A general framework to define and execute the audio generation task
- A generalized schema to define a text-to-audio generation task.
- Model quantizing (INT4 or INT8)
- Fine grained control generation arguments
Here is an example of the facebook/musicgen-small music generation:
import scipy
from audio_task.inference import run_task
audio, sr = run_task(
model="facebook/musicgen-small",
prompt="80s pop track with bassy drums and synth",
generation_config={
"do_sample": True,
},
seed=1337
)
scipy.io.wavfile.write("example.wav", rate=sr, data=audio)
Create and activate the virtual environment:
$ python -m venv ./venv
$ source ./venv/bin/activate
Install the dependencies and the library.
If your computer support cuda:
(venv) $ pip install -r requirments_cuda.txt && pip install -e .
else:
(venv) $ pip install -r requirments_macos.txt && pip install -e .
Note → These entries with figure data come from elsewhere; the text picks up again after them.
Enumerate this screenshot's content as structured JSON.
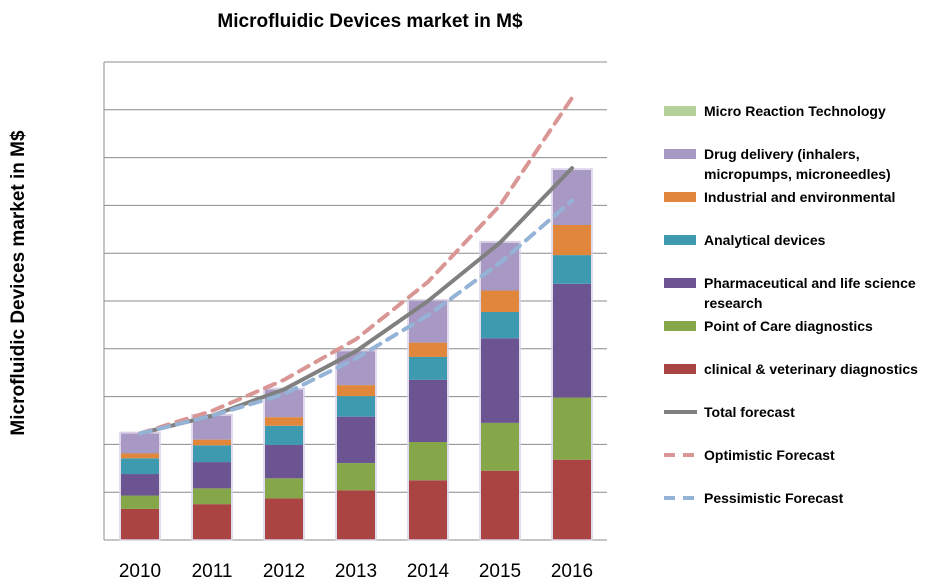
{
  "chart_data": {
    "type": "bar",
    "stacked": true,
    "title": "Microfluidic Devices market in M$",
    "xlabel": "",
    "ylabel": "Microfluidic Devices market in M$",
    "categories": [
      "2010",
      "2011",
      "2012",
      "2013",
      "2014",
      "2015",
      "2016"
    ],
    "ylim": [
      0,
      10
    ],
    "grid": true,
    "y_tick_labels_shown": false,
    "legend_position": "right",
    "series": [
      {
        "name": "clinical & veterinary diagnostics",
        "color": "#A94442",
        "values": [
          0.65,
          0.75,
          0.87,
          1.04,
          1.25,
          1.45,
          1.68
        ]
      },
      {
        "name": "Point of Care diagnostics",
        "color": "#86A64A",
        "values": [
          0.28,
          0.33,
          0.42,
          0.57,
          0.8,
          1.0,
          1.3
        ]
      },
      {
        "name": "Pharmaceutical and life science research",
        "color": "#6C5492",
        "values": [
          0.45,
          0.55,
          0.7,
          0.97,
          1.3,
          1.77,
          2.38
        ]
      },
      {
        "name": "Analytical devices",
        "color": "#3E9AAE",
        "values": [
          0.33,
          0.35,
          0.4,
          0.43,
          0.48,
          0.55,
          0.6
        ]
      },
      {
        "name": "Industrial and environmental",
        "color": "#E0873B",
        "values": [
          0.1,
          0.12,
          0.18,
          0.23,
          0.3,
          0.45,
          0.63
        ]
      },
      {
        "name": "Drug delivery  (inhalers, micropumps, microneedles)",
        "color": "#A899C4",
        "values": [
          0.42,
          0.5,
          0.58,
          0.71,
          0.87,
          1.0,
          1.15
        ]
      },
      {
        "name": "Micro Reaction Technology",
        "color": "#B5D19A",
        "values": [
          0,
          0,
          0,
          0,
          0,
          0,
          0
        ]
      }
    ],
    "lines": [
      {
        "name": "Total forecast",
        "color": "#808080",
        "dashed": false,
        "values": [
          2.23,
          2.6,
          3.15,
          3.95,
          5.0,
          6.22,
          7.78
        ]
      },
      {
        "name": "Optimistic Forecast",
        "color": "#D99694",
        "dashed": true,
        "values": [
          2.23,
          2.7,
          3.35,
          4.2,
          5.4,
          7.0,
          9.25
        ]
      },
      {
        "name": "Pessimistic Forecast",
        "color": "#95B3D7",
        "dashed": true,
        "values": [
          2.23,
          2.6,
          3.05,
          3.8,
          4.7,
          5.8,
          7.1
        ]
      }
    ],
    "legend": {
      "items": [
        {
          "kind": "swatch",
          "color": "#B5D19A",
          "lines": [
            "Micro Reaction Technology"
          ]
        },
        {
          "kind": "swatch",
          "color": "#A899C4",
          "lines": [
            "Drug delivery  (inhalers,",
            "micropumps, microneedles)"
          ]
        },
        {
          "kind": "swatch",
          "color": "#E0873B",
          "lines": [
            "Industrial and environmental"
          ]
        },
        {
          "kind": "swatch",
          "color": "#3E9AAE",
          "lines": [
            "Analytical devices"
          ]
        },
        {
          "kind": "swatch",
          "color": "#6C5492",
          "lines": [
            "Pharmaceutical and life science",
            "research"
          ]
        },
        {
          "kind": "swatch",
          "color": "#86A64A",
          "lines": [
            "Point of Care diagnostics"
          ]
        },
        {
          "kind": "swatch",
          "color": "#A94442",
          "lines": [
            "clinical & veterinary diagnostics"
          ]
        },
        {
          "kind": "line",
          "color": "#808080",
          "dashed": false,
          "lines": [
            "Total forecast"
          ]
        },
        {
          "kind": "line",
          "color": "#D99694",
          "dashed": true,
          "lines": [
            "Optimistic Forecast"
          ]
        },
        {
          "kind": "line",
          "color": "#95B3D7",
          "dashed": true,
          "lines": [
            "Pessimistic Forecast"
          ]
        }
      ]
    }
  }
}
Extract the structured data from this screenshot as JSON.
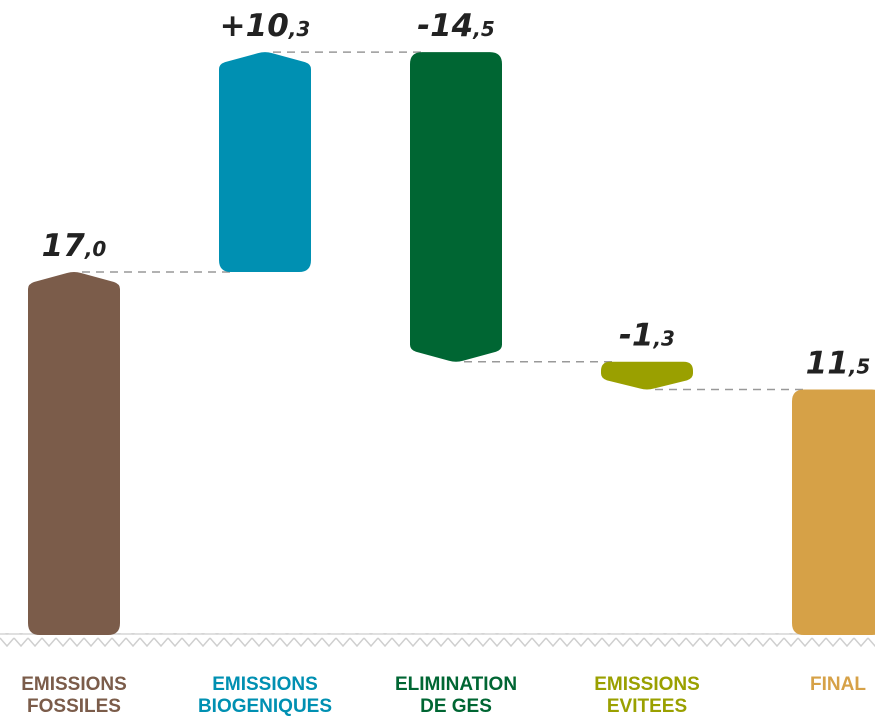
{
  "chart_data": {
    "type": "waterfall",
    "categories": [
      "EMISSIONS\nFOSSILES",
      "EMISSIONS\nBIOGENIQUES",
      "ELIMINATION\nDE GES",
      "EMISSIONS\nEVITEES",
      "FINAL"
    ],
    "values": [
      17.0,
      10.3,
      -14.5,
      -1.3,
      11.5
    ],
    "value_labels": [
      "17,0",
      "+10,3",
      "-14,5",
      "-1,3",
      "11,5"
    ],
    "measure": [
      "absolute",
      "relative",
      "relative",
      "relative",
      "total"
    ],
    "colors": [
      "#7b5c4a",
      "#0090b2",
      "#006633",
      "#9aa000",
      "#d6a147"
    ]
  }
}
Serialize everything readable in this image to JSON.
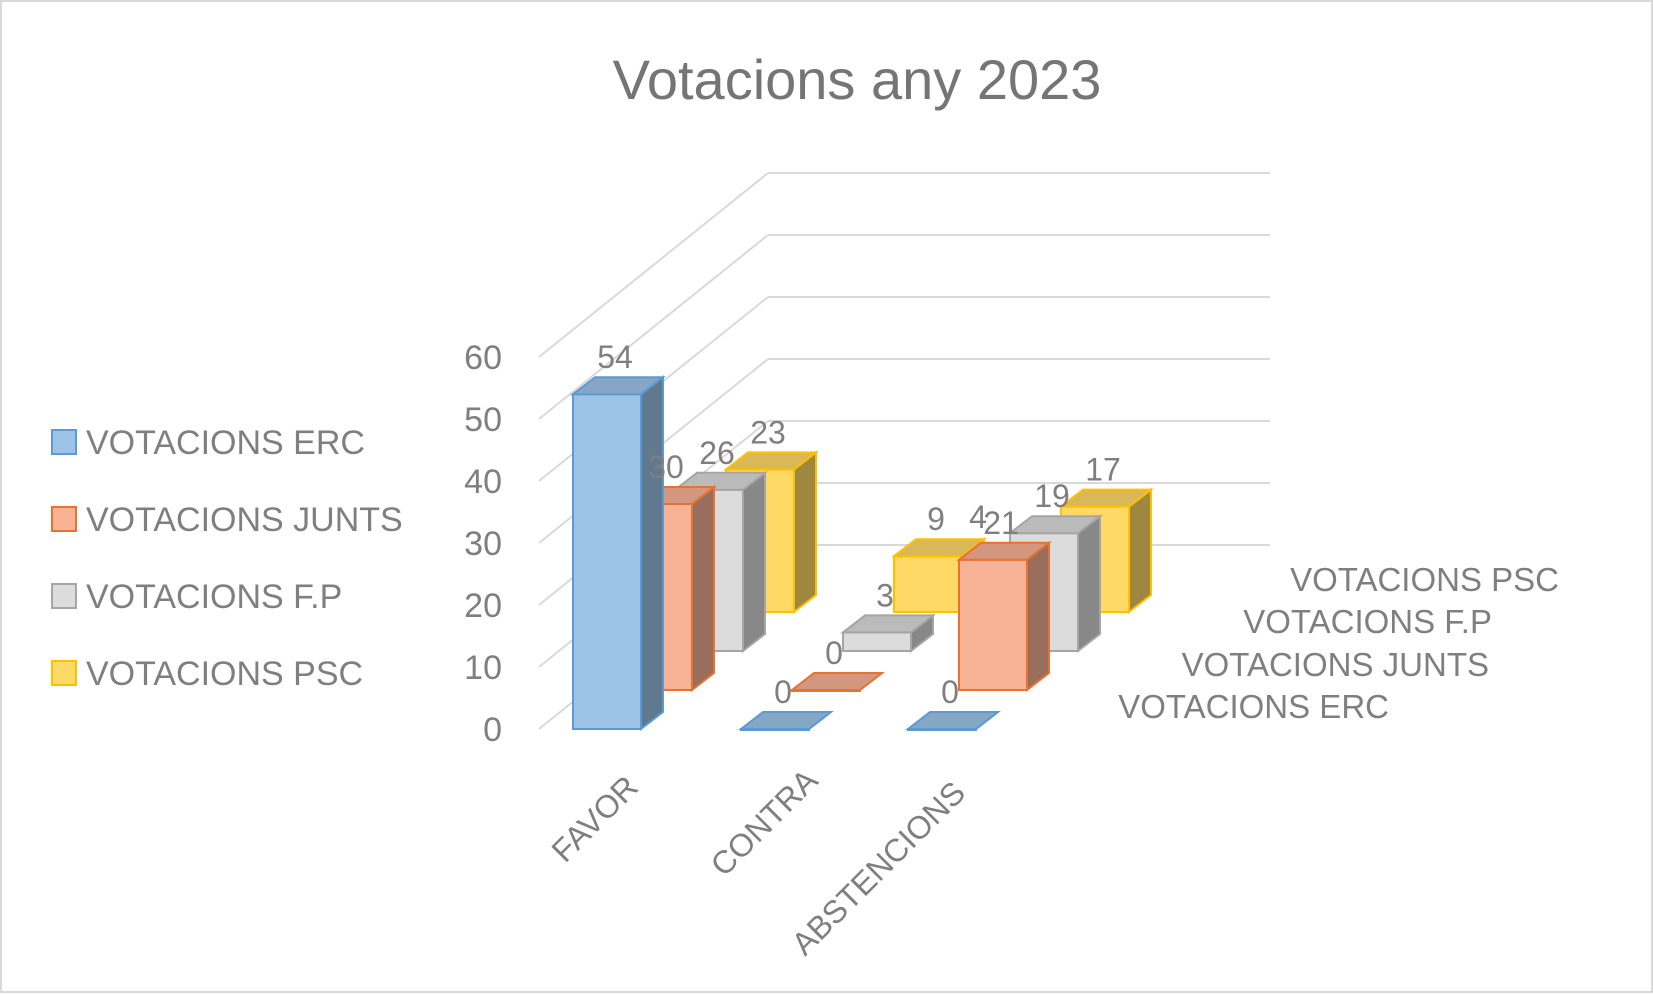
{
  "chart_data": {
    "type": "bar",
    "subtype": "3d-column",
    "title": "Votacions any 2023",
    "categories": [
      "FAVOR",
      "CONTRA",
      "ABSTENCIONS"
    ],
    "series": [
      {
        "name": "VOTACIONS ERC",
        "values": [
          54,
          0,
          0
        ],
        "color": "#9dc3e6",
        "edge": "#5b9bd5"
      },
      {
        "name": "VOTACIONS JUNTS",
        "values": [
          30,
          0,
          21
        ],
        "color": "#f8b295",
        "edge": "#e97132"
      },
      {
        "name": "VOTACIONS F.P",
        "values": [
          26,
          3,
          19
        ],
        "color": "#dcdcdc",
        "edge": "#a5a5a5"
      },
      {
        "name": "VOTACIONS PSC",
        "values": [
          23,
          9,
          17
        ],
        "color": "#ffd966",
        "edge": "#ffc000"
      }
    ],
    "extra_labels": [
      "4"
    ],
    "y_ticks": [
      "0",
      "10",
      "20",
      "30",
      "40",
      "50",
      "60"
    ],
    "ylim": [
      0,
      60
    ],
    "grid": true,
    "legend_position": "left"
  }
}
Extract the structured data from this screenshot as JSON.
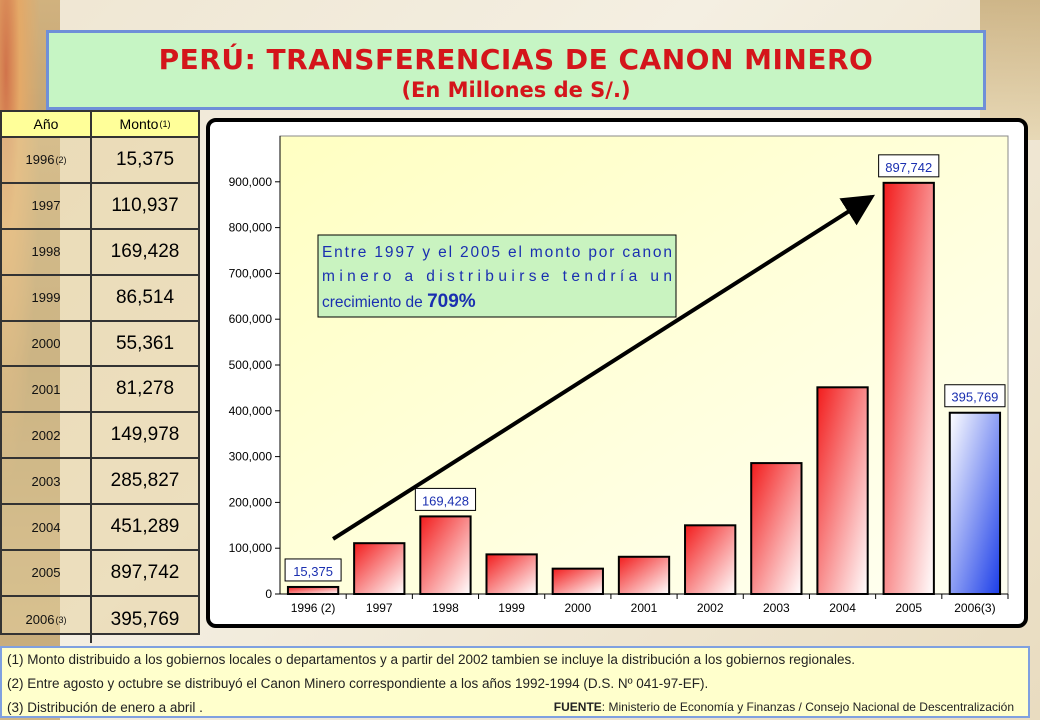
{
  "title": "PERÚ: TRANSFERENCIAS DE CANON MINERO",
  "subtitle": "(En Millones de S/.)",
  "table": {
    "header_year": "Año",
    "header_amount": "Monto",
    "header_amount_note": "(1)",
    "rows": [
      {
        "year": "1996",
        "note": "(2)",
        "amount": "15,375"
      },
      {
        "year": "1997",
        "note": "",
        "amount": "110,937"
      },
      {
        "year": "1998",
        "note": "",
        "amount": "169,428"
      },
      {
        "year": "1999",
        "note": "",
        "amount": "86,514"
      },
      {
        "year": "2000",
        "note": "",
        "amount": "55,361"
      },
      {
        "year": "2001",
        "note": "",
        "amount": "81,278"
      },
      {
        "year": "2002",
        "note": "",
        "amount": "149,978"
      },
      {
        "year": "2003",
        "note": "",
        "amount": "285,827"
      },
      {
        "year": "2004",
        "note": "",
        "amount": "451,289"
      },
      {
        "year": "2005",
        "note": "",
        "amount": "897,742"
      },
      {
        "year": "2006",
        "note": "(3)",
        "amount": "395,769"
      }
    ]
  },
  "chart_data": {
    "type": "bar",
    "categories": [
      "1996 (2)",
      "1997",
      "1998",
      "1999",
      "2000",
      "2001",
      "2002",
      "2003",
      "2004",
      "2005",
      "2006(3)"
    ],
    "values": [
      15375,
      110937,
      169428,
      86514,
      55361,
      81278,
      149978,
      285827,
      451289,
      897742,
      395769
    ],
    "ylim": [
      0,
      1000000
    ],
    "yticks": [
      0,
      100000,
      200000,
      300000,
      400000,
      500000,
      600000,
      700000,
      800000,
      900000
    ],
    "ytick_labels": [
      "0",
      "100,000",
      "200,000",
      "300,000",
      "400,000",
      "500,000",
      "600,000",
      "700,000",
      "800,000",
      "900,000"
    ],
    "data_labels": [
      {
        "index": 0,
        "text": "15,375"
      },
      {
        "index": 2,
        "text": "169,428"
      },
      {
        "index": 9,
        "text": "897,742"
      },
      {
        "index": 10,
        "text": "395,769"
      }
    ],
    "bar_colors": {
      "default": "#f21c1c",
      "highlight": "#1b3de8",
      "highlight_index": 10
    },
    "annotation": {
      "line1": "Entre 1997 y el 2005 el monto por canon",
      "line2": "minero a distribuirse tendría un",
      "line3_prefix": "crecimiento de ",
      "line3_value": "709%"
    },
    "trend_arrow": {
      "from_index": 0,
      "to_index": 9
    }
  },
  "footnotes": [
    "(1) Monto distribuido a los gobiernos locales o departamentos y a partir del 2002 tambien se incluye la distribución a los gobiernos regionales.",
    "(2) Entre agosto y octubre se distribuyó el Canon Minero correspondiente a los años 1992-1994 (D.S. Nº 041-97-EF).",
    "(3) Distribución de enero a abril ."
  ],
  "source_label": "FUENTE",
  "source_text": ": Ministerio de Economía y Finanzas  /  Consejo Nacional de Descentralización"
}
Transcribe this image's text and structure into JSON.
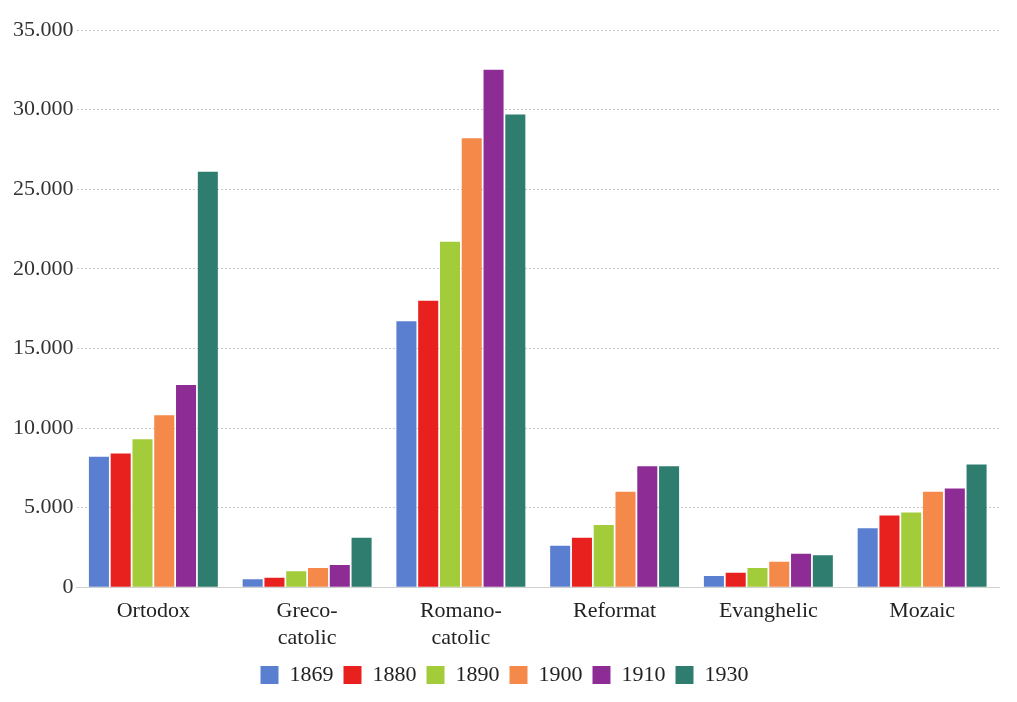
{
  "chart_data": {
    "type": "bar",
    "categories": [
      "Ortodox",
      "Greco-catolic",
      "Romano-catolic",
      "Reformat",
      "Evanghelic",
      "Mozaic"
    ],
    "series": [
      {
        "name": "1869",
        "color": "#5b7fd0",
        "values": [
          8200,
          500,
          16700,
          2600,
          700,
          3700
        ]
      },
      {
        "name": "1880",
        "color": "#e8201e",
        "values": [
          8400,
          600,
          18000,
          3100,
          900,
          4500
        ]
      },
      {
        "name": "1890",
        "color": "#a3cc3a",
        "values": [
          9300,
          1000,
          21700,
          3900,
          1200,
          4700
        ]
      },
      {
        "name": "1900",
        "color": "#f4894a",
        "values": [
          10800,
          1200,
          28200,
          6000,
          1600,
          6000
        ]
      },
      {
        "name": "1910",
        "color": "#8e2c96",
        "values": [
          12700,
          1400,
          32500,
          7600,
          2100,
          6200
        ]
      },
      {
        "name": "1930",
        "color": "#2e7d6f",
        "values": [
          26100,
          3100,
          29700,
          7600,
          2000,
          7700
        ]
      }
    ],
    "ylim": [
      0,
      35000
    ],
    "yticks": [
      {
        "value": 0,
        "label": "0"
      },
      {
        "value": 5000,
        "label": "5.000"
      },
      {
        "value": 10000,
        "label": "10.000"
      },
      {
        "value": 15000,
        "label": "15.000"
      },
      {
        "value": 20000,
        "label": "20.000"
      },
      {
        "value": 25000,
        "label": "25.000"
      },
      {
        "value": 30000,
        "label": "30.000"
      },
      {
        "value": 35000,
        "label": "35.000"
      }
    ],
    "grid": "y",
    "legend": "bottom"
  }
}
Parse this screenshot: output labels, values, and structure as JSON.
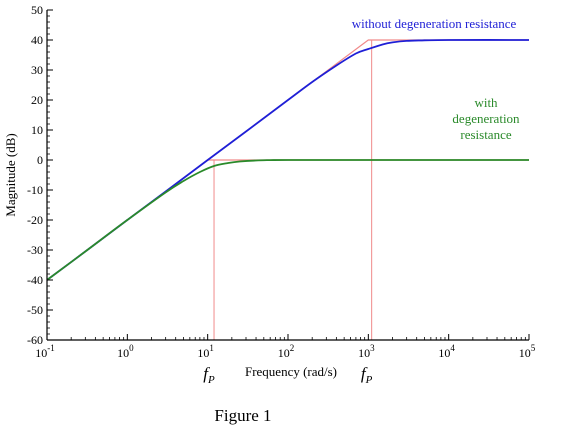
{
  "chart_data": {
    "type": "line",
    "xscale": "log",
    "xlim": [
      0.1,
      100000
    ],
    "ylim": [
      -60,
      50
    ],
    "xlabel": "Frequency (rad/s)",
    "ylabel": "Magnitude (dB)",
    "grid": false,
    "x_tick_labels": [
      {
        "base": "10",
        "exp": "-1"
      },
      {
        "base": "10",
        "exp": "0"
      },
      {
        "base": "10",
        "exp": "1"
      },
      {
        "base": "10",
        "exp": "2"
      },
      {
        "base": "10",
        "exp": "3"
      },
      {
        "base": "10",
        "exp": "4"
      },
      {
        "base": "10",
        "exp": "5"
      }
    ],
    "y_ticks": [
      50,
      40,
      30,
      20,
      10,
      0,
      -10,
      -20,
      -30,
      -40,
      -50,
      -60
    ],
    "series": [
      {
        "name": "without degeneration resistance",
        "color": "#1f1fd6",
        "x": [
          0.1,
          0.3,
          1,
          3,
          10,
          30,
          100,
          200,
          400,
          700,
          1000,
          1500,
          2000,
          3000,
          5000,
          10000,
          100000
        ],
        "y": [
          -40,
          -30.5,
          -20,
          -10.5,
          0,
          9.5,
          20,
          26,
          31.5,
          35.5,
          37,
          38.5,
          39.2,
          39.7,
          39.9,
          40,
          40
        ]
      },
      {
        "name": "with degeneration resistance",
        "color": "#2a8a2a",
        "x": [
          0.1,
          0.3,
          1,
          3,
          5,
          8,
          12,
          18,
          25,
          40,
          60,
          100,
          1000,
          100000
        ],
        "y": [
          -40,
          -30.5,
          -20,
          -10.8,
          -7,
          -4,
          -2,
          -1,
          -0.5,
          -0.15,
          -0.05,
          0,
          0,
          0
        ]
      }
    ],
    "asymptotes": {
      "color": "#f08a8a",
      "without": {
        "x": [
          0.1,
          1000,
          100000
        ],
        "y": [
          -40,
          40,
          40
        ]
      },
      "with": {
        "x": [
          0.1,
          10,
          100000
        ],
        "y": [
          -40,
          0,
          0
        ]
      }
    },
    "markers": [
      {
        "label": "f",
        "sub": "P",
        "x": 12
      },
      {
        "label": "f",
        "sub": "P",
        "x": 1100
      }
    ],
    "annotations": [
      {
        "lines": [
          "without degeneration resistance"
        ],
        "color": "#1f1fd6"
      },
      {
        "lines": [
          "with",
          "degeneration",
          "resistance"
        ],
        "color": "#2a8a2a"
      }
    ]
  },
  "caption": "Figure 1"
}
Check and run the examples:
(venv) $ python ./examples/example.py
More explanations can be found in the doc:
https://docs.crynux.ai/application-development/music-tasks/text-to-music-task
The complete task definition is AudioTaskArgs
in the file ./src/audio_task/models/args.py
The task response is a tuple of generated audio waveform and its sampling rate. The audio waveform is a np.ndarray
of shape (audio_length, channels)
. The sampling rate is an integer.
The JSON schemas for the tasks could be used to validate the task arguments by other projects.
The schemas are given under ./schema
. Projects could use the URL to load the JSON schema files directly.